有天吃了晚饭,迟钦亭拎了一热水瓶回小巢休息,走过大院时正好碰到二胡,兴致勃勃地要上他那儿去参观。二胡比迟钦亭高两届,下乡插队已好几年,抽烟老资格而且抽得极凶,进了迟钦亭那间空荡荡的房子,忙不迭地摸香烟,边划火柴,边咳嗽,边对迟钦亭自由自在的独立环境羡慕不已。

“什么时候,在城里也像你这样有间房子,死也值了。”二胡因为插队做了农民,见了留城的伙伴,难免委屈和一种自卑,“妈的,说句不该说的话,什么时候我奶死了,就好了,省得什么事都要她管。”

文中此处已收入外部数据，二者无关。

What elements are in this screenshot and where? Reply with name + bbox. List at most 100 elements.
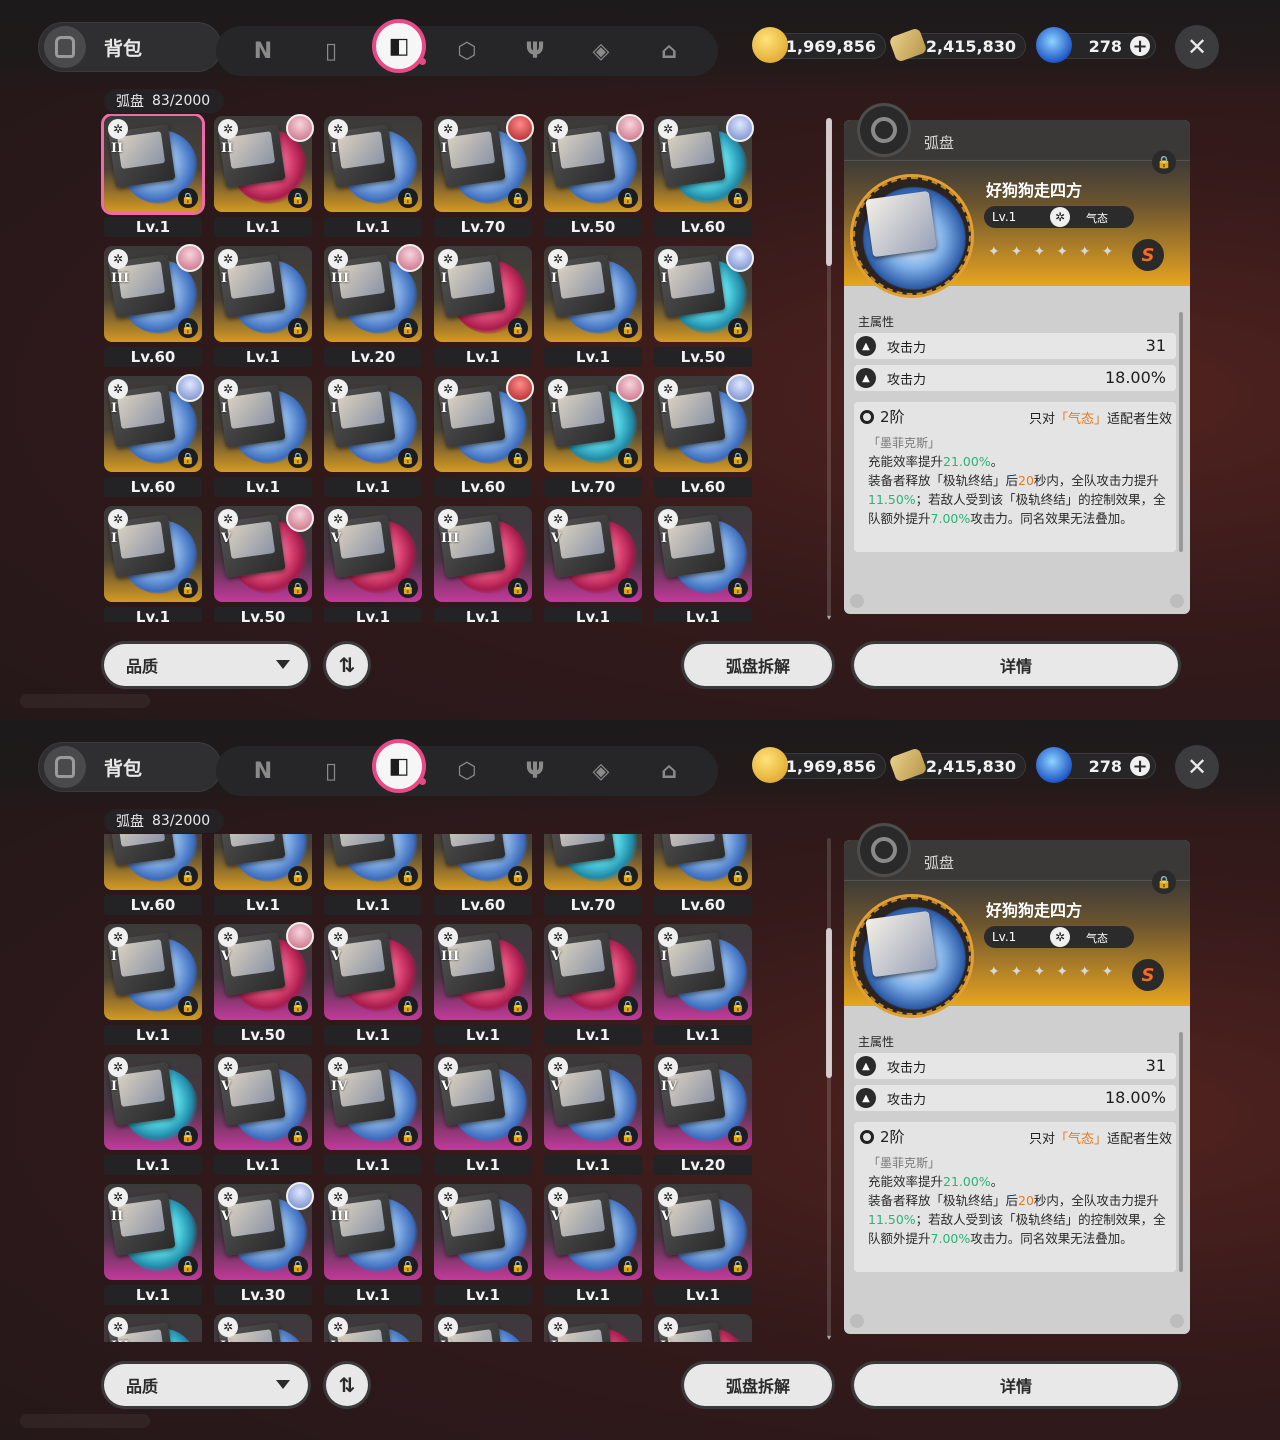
disc-card[interactable]: ✲V🔒 (324, 1314, 422, 1342)
disc-card[interactable]: ✲ V 🔒 Lv.50 (214, 922, 314, 1045)
disc-tile[interactable]: ✲🔒 (434, 834, 532, 890)
disc-tile[interactable]: ✲ IV 🔒 (324, 1054, 422, 1150)
disc-tile[interactable]: ✲III🔒 (104, 1314, 202, 1342)
disc-card[interactable]: ✲ I 🔒 Lv.50 (544, 114, 644, 237)
disc-card[interactable]: ✲ I 🔒 Lv.70 (544, 374, 644, 497)
disc-card[interactable]: ✲ IV 🔒 Lv.1 (324, 1054, 422, 1175)
disc-card[interactable]: ✲ I 🔒 Lv.1 (104, 1054, 202, 1175)
disc-tile[interactable]: ✲I🔒 (544, 1314, 642, 1342)
disc-card[interactable]: ✲🔒 Lv.60 (434, 834, 532, 915)
details-button[interactable]: 详情 (854, 1364, 1178, 1406)
disc-tile[interactable]: ✲V🔒 (214, 1314, 312, 1342)
scroll-down-arrow-icon[interactable]: ▾ (825, 614, 833, 622)
lock-icon[interactable]: 🔒 (1152, 150, 1176, 174)
disc-tile[interactable]: ✲V🔒 (214, 1054, 312, 1150)
disc-tile[interactable]: ✲V🔒 (654, 1184, 752, 1280)
disc-tile[interactable]: ✲V🔒 (434, 1314, 532, 1342)
disc-card[interactable]: ✲ V 🔒 Lv.1 (434, 1054, 532, 1175)
add-currency-button[interactable]: + (1130, 36, 1150, 57)
detail-scrollbar[interactable] (1179, 1032, 1183, 1272)
tab-gameboy-icon[interactable]: ▯ (306, 746, 356, 796)
disc-tile[interactable]: ✲🔒 (104, 834, 202, 890)
disc-tile[interactable]: ✲I🔒 (544, 246, 642, 342)
disc-tile[interactable]: ✲I🔒 (434, 246, 532, 342)
lock-icon[interactable]: 🔒 (1152, 870, 1176, 894)
disc-card[interactable]: ✲ V 🔒 Lv.1 (544, 1184, 642, 1305)
tab-cube-icon[interactable]: ⬡ (442, 26, 492, 76)
disc-card[interactable]: ✲ I 🔒 Lv.60 (654, 114, 754, 237)
disc-card[interactable]: ✲ I 🔒 Lv.1 (104, 506, 202, 622)
disc-card[interactable]: ✲ I 🔒 Lv.1 (654, 924, 752, 1045)
grid-scrollbar-thumb[interactable] (826, 118, 832, 266)
disc-card[interactable]: ✲ IV 🔒 Lv.20 (654, 1054, 752, 1175)
disc-card[interactable]: ✲🔒 Lv.60 (654, 834, 752, 915)
disc-card[interactable]: ✲ I 🔒 Lv.1 (324, 116, 422, 237)
disc-card[interactable]: ✲ V 🔒 Lv.1 (654, 1184, 752, 1305)
disc-tile[interactable]: ✲🔒 (214, 834, 312, 890)
tab-disc-folder-icon[interactable]: ◧ (372, 739, 426, 793)
disc-card[interactable]: ✲ I 🔒 Lv.1 (214, 246, 312, 367)
disc-tile[interactable]: ✲I🔒 (214, 246, 312, 342)
disc-tile[interactable]: ✲III🔒 (434, 506, 532, 602)
disc-tile[interactable]: ✲ II 🔒 (104, 1184, 202, 1280)
disc-tile[interactable]: ✲V🔒 (324, 506, 422, 602)
disc-card[interactable]: ✲ V 🔒 Lv.1 (544, 1054, 642, 1175)
disc-tile[interactable]: ✲ II 🔒 (104, 116, 202, 212)
disc-card[interactable]: ✲ I 🔒 Lv.1 (324, 376, 422, 497)
disc-card[interactable]: ✲V🔒 (214, 1314, 312, 1342)
tab-cube-icon[interactable]: ⬡ (442, 746, 492, 796)
tab-home-icon[interactable]: ⌂ (644, 746, 694, 796)
disc-card[interactable]: ✲ II 🔒 Lv.1 (214, 114, 314, 237)
disc-card[interactable]: ✲ III 🔒 Lv.20 (324, 244, 424, 367)
disc-card[interactable]: ✲ I 🔒 Lv.70 (434, 114, 534, 237)
scroll-down-arrow-icon[interactable]: ▾ (825, 1334, 833, 1342)
disc-card[interactable]: ✲ V 🔒 Lv.1 (214, 1054, 312, 1175)
disc-tile[interactable]: ✲V🔒 (544, 1184, 642, 1280)
disc-card[interactable]: ✲III🔒 (104, 1314, 202, 1342)
disc-tile[interactable]: ✲V🔒 (434, 1184, 532, 1280)
disc-tile[interactable]: ✲I🔒 (104, 1054, 202, 1150)
grid-scrollbar[interactable] (827, 838, 831, 1338)
details-button[interactable]: 详情 (854, 644, 1178, 686)
disc-tile[interactable]: ✲V🔒 (434, 1054, 532, 1150)
sort-toggle-button[interactable]: ⇅ (326, 1364, 368, 1406)
disc-card[interactable]: ✲ I 🔒 Lv.1 (544, 246, 642, 367)
disc-card[interactable]: ✲ V 🔒 Lv.1 (324, 506, 422, 622)
disc-tile[interactable]: ✲V🔒 (544, 506, 642, 602)
disc-tile[interactable]: ✲ IV 🔒 (654, 1054, 752, 1150)
disc-tile[interactable]: ✲I🔒 (654, 506, 752, 602)
dismantle-button[interactable]: 弧盘拆解 (684, 644, 832, 686)
disc-tile[interactable]: ✲V🔒 (324, 924, 422, 1020)
disc-tile[interactable]: ✲🔒 (324, 834, 422, 890)
disc-tile[interactable]: ✲V🔒 (544, 1054, 642, 1150)
tab-cube-tilt-icon[interactable]: ◈ (576, 746, 626, 796)
disc-tile[interactable]: ✲V🔒 (654, 1314, 752, 1342)
disc-card[interactable]: ✲ V 🔒 Lv.30 (214, 1182, 314, 1305)
disc-card[interactable]: ✲I🔒 (544, 1314, 642, 1342)
disc-card[interactable]: ✲🔒 Lv.1 (214, 834, 312, 915)
disc-tile[interactable]: ✲🔒 (544, 834, 642, 890)
disc-card[interactable]: ✲ I 🔒 Lv.60 (654, 374, 754, 497)
disc-card[interactable]: ✲ II 🔒 Lv.1 (104, 116, 202, 237)
disc-card[interactable]: ✲ III 🔒 Lv.1 (324, 1184, 422, 1305)
close-button[interactable]: ✕ (1175, 745, 1219, 789)
disc-card[interactable]: ✲ I 🔒 Lv.60 (104, 374, 204, 497)
tab-cube-tilt-icon[interactable]: ◈ (576, 26, 626, 76)
disc-card[interactable]: ✲ I 🔒 Lv.1 (104, 924, 202, 1045)
disc-card[interactable]: ✲🔒 Lv.1 (324, 834, 422, 915)
disc-tile[interactable]: ✲I🔒 (324, 376, 422, 472)
disc-tile[interactable]: ✲I🔒 (104, 924, 202, 1020)
grid-scrollbar-thumb[interactable] (826, 928, 832, 1078)
quality-filter-dropdown[interactable]: 品质 (104, 1364, 308, 1406)
disc-card[interactable]: ✲ V 🔒 Lv.1 (544, 924, 642, 1045)
disc-tile[interactable]: ✲I🔒 (214, 376, 312, 472)
add-currency-button[interactable]: + (1130, 756, 1150, 777)
disc-card[interactable]: ✲ I 🔒 Lv.1 (434, 246, 532, 367)
disc-card[interactable]: ✲ III 🔒 Lv.1 (434, 924, 532, 1045)
dismantle-button[interactable]: 弧盘拆解 (684, 1364, 832, 1406)
quality-filter-dropdown[interactable]: 品质 (104, 644, 308, 686)
tab-gameboy-icon[interactable]: ▯ (306, 26, 356, 76)
tab-food-icon[interactable]: Ψ (510, 26, 560, 76)
disc-tile[interactable]: ✲🔒 (654, 834, 752, 890)
close-button[interactable]: ✕ (1175, 25, 1219, 69)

迟钦亭不明白二胡为什么要对他说这些。他不知道二胡为了和奶奶睡一间屋子,一举一动都受监视,有种入骨的怨恨。“在家抽支烟都不行,我奶气管炎,你一抽烟,就说你想害死她。”这天晚上迟钦亭的小房间里烟雾腾腾,一只旧搪瓷茶缸里丟的全是烟屁股,二胡扯东扯西,各式各样的牢骚多得可以开百货店,迟钦亭跟着学了两支烟,居然不觉得呛。

从二胡那儿弄来的十枚毛主席像章是迟钦亭房间里很特别的一个摆设。他床头上方有根很大的钉子,钉子上飘一根带子,像章挨个别上面。二胡自己家待着别扭,从此三天两头到迟钦亭这儿吹牛。看到了那串像章有种久违的亲切,很严肃问迟钦亭:“我那儿还有不少好的呢,你要不要?”那年头下乡知青回城特别空,二胡到处钻营借小说。迟钦亭因此读了些小说,外国的中国的,是小说都看。小说之外,又顺便从二胡那儿知道不少具有性意味的故事。都是没经验的小伙子,悄悄谈悄悄听,津津有味。这类故事中印象最深的,是二胡说他插队的那地方,有一位瘦得不能再瘦的生产队长,因为搞女人搞得太多了,见着了女人便觉得腥气。

“俗话说,干一行厌一行。干什么都这样,我亲耳听那狗日的说过,他怎么说,他说,一见到女人,只要一见到女人,好家伙,那东西刷的一下就往上缩,越是漂亮的女人,缩得越厉害。只要有女人从他身边走过,一股腥臭味,直往鼻子里钻。妈的,他干队长那会儿实在太狠了,就是皇帝也没他快活。亏得家伙不管用,要不然知青去了,他狗日的再搞,非枪毙不可。我们那儿有句话,说女知青那玩意儿是高压线,一碰就完。”

二胡的女朋友美芳从插队的地方回城探亲。她和二胡的关系暂时还瞒着双方大人,迟钦亭的小巢便成了恋人相会之地。都住在一个大院里,都是家属,大家从小认识,美芳是迟钦亭同届不同班的同学。